Prosecutors have 48 hours to appeal an order to review all evidence against four alleged homegrown terrorists after a judge said they failed to turn over key information about the lead defendant.
Judge Colleen McMahon indefinitely postponed the trial of the men from upstate Newburgh this afternoon and said she would consider arguments on Monday to release them on bail pending further developments in the case.
“No guarantees, gentlemen, no guarantees. But I will listen to bail applications, given everything that has gone on,” she said.
All four have been jailed since they were arrested in May 2009 on charges of plotting to bomb two Riverdale synagogues and shoot down military aircraft at Stewart Air National Guard Base in Newburgh.
Earlier today, McMahon said a memo by an FBI agent who told security personnel not to worry if they saw James Cromitie conducting surveillance at Stewart should have been revealed to the defense months ago.
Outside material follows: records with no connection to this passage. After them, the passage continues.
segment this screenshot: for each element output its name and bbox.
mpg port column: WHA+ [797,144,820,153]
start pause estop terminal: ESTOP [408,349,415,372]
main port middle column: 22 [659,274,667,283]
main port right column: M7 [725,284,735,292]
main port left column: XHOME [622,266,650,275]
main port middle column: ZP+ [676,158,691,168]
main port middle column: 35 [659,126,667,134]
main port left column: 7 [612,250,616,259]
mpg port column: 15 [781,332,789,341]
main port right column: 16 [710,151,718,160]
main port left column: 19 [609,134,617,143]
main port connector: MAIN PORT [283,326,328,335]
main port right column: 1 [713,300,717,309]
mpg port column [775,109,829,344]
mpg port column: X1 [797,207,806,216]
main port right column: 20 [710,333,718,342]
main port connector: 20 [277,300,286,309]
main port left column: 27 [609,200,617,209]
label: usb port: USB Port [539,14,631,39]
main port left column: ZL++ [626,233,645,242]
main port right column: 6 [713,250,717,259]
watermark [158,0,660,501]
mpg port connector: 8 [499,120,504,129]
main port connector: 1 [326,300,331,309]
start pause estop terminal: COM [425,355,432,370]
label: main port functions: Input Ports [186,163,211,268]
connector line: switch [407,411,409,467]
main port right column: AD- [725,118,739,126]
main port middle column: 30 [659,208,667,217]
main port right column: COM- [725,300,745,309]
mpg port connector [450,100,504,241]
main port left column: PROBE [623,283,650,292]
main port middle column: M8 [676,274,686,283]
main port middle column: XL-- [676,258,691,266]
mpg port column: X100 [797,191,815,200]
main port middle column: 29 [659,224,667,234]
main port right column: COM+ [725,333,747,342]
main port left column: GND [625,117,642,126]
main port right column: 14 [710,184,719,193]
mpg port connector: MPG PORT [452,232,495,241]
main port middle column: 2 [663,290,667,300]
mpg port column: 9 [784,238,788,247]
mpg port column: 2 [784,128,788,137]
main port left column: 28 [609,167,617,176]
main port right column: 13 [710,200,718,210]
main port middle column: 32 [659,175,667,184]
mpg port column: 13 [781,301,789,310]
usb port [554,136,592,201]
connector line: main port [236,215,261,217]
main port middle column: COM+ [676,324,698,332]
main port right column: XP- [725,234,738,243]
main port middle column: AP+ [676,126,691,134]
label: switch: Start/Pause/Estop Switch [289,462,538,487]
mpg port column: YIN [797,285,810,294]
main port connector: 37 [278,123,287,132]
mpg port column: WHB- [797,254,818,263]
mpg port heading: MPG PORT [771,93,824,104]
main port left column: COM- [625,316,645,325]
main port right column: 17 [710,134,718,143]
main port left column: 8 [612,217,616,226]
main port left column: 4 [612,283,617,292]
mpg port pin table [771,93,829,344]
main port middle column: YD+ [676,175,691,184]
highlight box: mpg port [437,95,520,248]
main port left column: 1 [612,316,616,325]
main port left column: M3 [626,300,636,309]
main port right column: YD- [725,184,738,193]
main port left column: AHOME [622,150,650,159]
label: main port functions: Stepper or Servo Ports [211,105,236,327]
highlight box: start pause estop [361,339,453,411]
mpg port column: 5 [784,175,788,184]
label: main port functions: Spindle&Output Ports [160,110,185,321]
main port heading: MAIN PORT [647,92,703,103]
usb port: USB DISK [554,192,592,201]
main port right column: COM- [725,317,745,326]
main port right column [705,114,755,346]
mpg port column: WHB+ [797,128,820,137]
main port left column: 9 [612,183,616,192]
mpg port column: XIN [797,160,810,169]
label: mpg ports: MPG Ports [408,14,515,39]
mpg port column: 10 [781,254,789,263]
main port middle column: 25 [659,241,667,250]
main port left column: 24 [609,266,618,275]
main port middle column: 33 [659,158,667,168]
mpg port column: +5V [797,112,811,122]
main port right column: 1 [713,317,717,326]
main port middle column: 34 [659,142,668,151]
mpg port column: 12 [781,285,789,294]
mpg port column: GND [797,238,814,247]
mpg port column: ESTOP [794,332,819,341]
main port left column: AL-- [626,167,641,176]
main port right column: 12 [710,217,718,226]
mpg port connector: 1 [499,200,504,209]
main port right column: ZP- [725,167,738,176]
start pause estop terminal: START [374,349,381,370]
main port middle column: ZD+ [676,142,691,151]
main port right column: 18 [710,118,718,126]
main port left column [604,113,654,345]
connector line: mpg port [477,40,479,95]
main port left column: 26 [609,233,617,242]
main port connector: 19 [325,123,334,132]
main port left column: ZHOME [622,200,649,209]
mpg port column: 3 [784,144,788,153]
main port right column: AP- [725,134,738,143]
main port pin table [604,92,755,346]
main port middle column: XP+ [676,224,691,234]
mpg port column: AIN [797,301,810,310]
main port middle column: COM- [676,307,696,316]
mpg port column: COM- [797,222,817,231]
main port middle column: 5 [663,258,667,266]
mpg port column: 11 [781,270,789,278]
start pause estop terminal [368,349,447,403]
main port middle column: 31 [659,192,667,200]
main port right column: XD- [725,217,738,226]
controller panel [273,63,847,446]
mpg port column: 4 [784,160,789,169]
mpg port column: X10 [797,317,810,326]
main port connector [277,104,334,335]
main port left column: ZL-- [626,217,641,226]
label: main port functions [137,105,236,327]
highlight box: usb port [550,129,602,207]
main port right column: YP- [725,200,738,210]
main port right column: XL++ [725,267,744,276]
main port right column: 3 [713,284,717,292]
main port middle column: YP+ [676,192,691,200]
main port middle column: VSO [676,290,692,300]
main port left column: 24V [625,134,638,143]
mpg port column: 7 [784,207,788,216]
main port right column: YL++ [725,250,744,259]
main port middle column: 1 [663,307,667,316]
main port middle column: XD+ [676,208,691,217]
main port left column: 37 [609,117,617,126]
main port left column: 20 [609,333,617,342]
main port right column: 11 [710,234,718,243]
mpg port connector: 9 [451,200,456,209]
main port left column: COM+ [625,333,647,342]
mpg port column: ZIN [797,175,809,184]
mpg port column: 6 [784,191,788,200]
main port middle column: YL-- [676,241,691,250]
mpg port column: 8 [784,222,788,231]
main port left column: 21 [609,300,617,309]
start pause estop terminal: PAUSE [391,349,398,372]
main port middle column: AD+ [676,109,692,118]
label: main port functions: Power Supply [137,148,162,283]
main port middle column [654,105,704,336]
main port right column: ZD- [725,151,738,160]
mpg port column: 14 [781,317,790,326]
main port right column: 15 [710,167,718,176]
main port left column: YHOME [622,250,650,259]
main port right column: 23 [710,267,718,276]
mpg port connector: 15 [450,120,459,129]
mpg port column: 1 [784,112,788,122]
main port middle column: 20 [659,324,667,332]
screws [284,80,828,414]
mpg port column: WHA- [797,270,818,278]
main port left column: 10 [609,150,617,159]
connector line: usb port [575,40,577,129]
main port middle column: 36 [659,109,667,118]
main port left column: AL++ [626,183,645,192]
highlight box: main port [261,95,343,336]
“There is absolutely no excuse for this not to have been raised in the fall or winter,” McMahon said during a hearing this morning in White Plains federal court.
Prosecutor David Raskin — who insisted the memo by Agent Robert Fuller wasn’t covered by disclosure rules governing evidence favorable to the defense — said a review of the voluminous records could take months.
“This case has a lot of tentacles, even though it doesn’t involve overseas terror operations per se,” Raskin said.
The defense contends the men were entrapped by a government informer who lured them into a sting operation.